Lv et al. showed 1.3-fold change of miR-21-5p in patients of UUO with renal fibrosis as compared to controls without renal fibrosis. They showed a correlation of miR-21-5p with eGFR and interstitial fibrosis (r = 0.35, p = 0.04) [39]. In lupus nephritis, it has been shown that miR-21 expression in urinary exosome was 6.6 fold upregulated and cut off value of > 4.15 correlated with severe renal fibrosis (81% sensitivity and 72% specificity) [40].

Kaplan–Meier analysis revealed that patients with severe tubular atrophy/interstitial fibrosis and high plasma miR-21 show shorter time to doubling of serum creatinine, suggesting its role on in progression of IgA nephropathy. These data also show that the plasma miR-21 parallel with the severity of tubulointerstitial damage in IgAN. This suggests potential value of plasma miR-21 as diagnostic non-invasive biomarker. Therefore, administration of antagonist molecules of miR-21 can successfully prevents the development of renal fibrosis in IgA nephropathy patients.

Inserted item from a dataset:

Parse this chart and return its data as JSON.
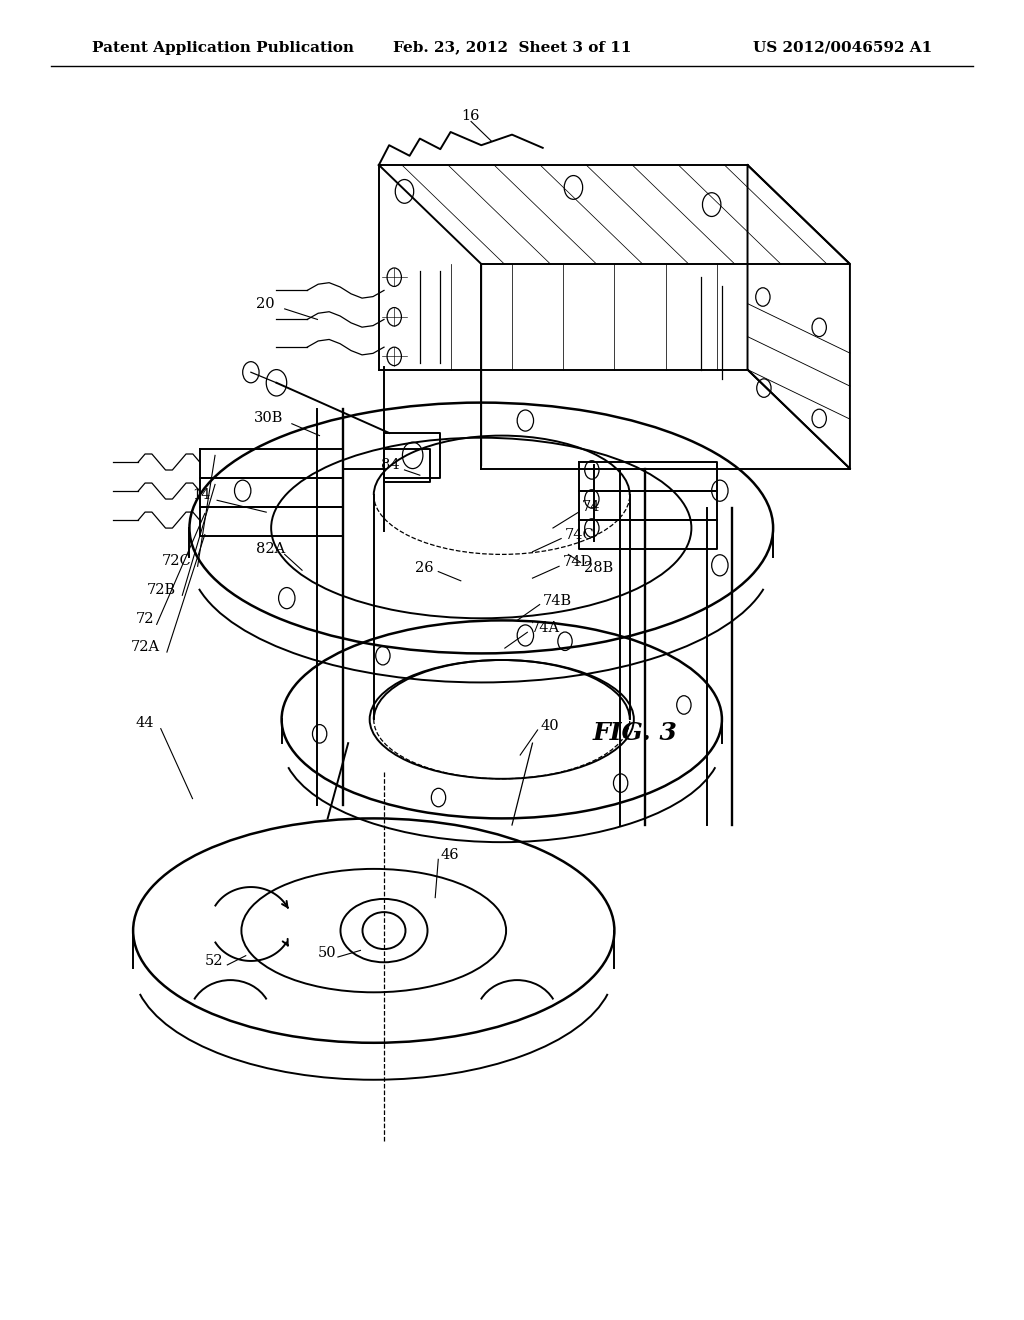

In conclusion, our findings suggest that both TGF-β1 and miRNA-21-5p have a role on the profibrotic pathways in IgAN. The expression of circulating miRNA-21-5p has a predictive role in determining poor renal outcome. Therefore, further larger studies are required to confirm it utility as a non-invasive profibrotic biomarker for the prediction of IgAN progression.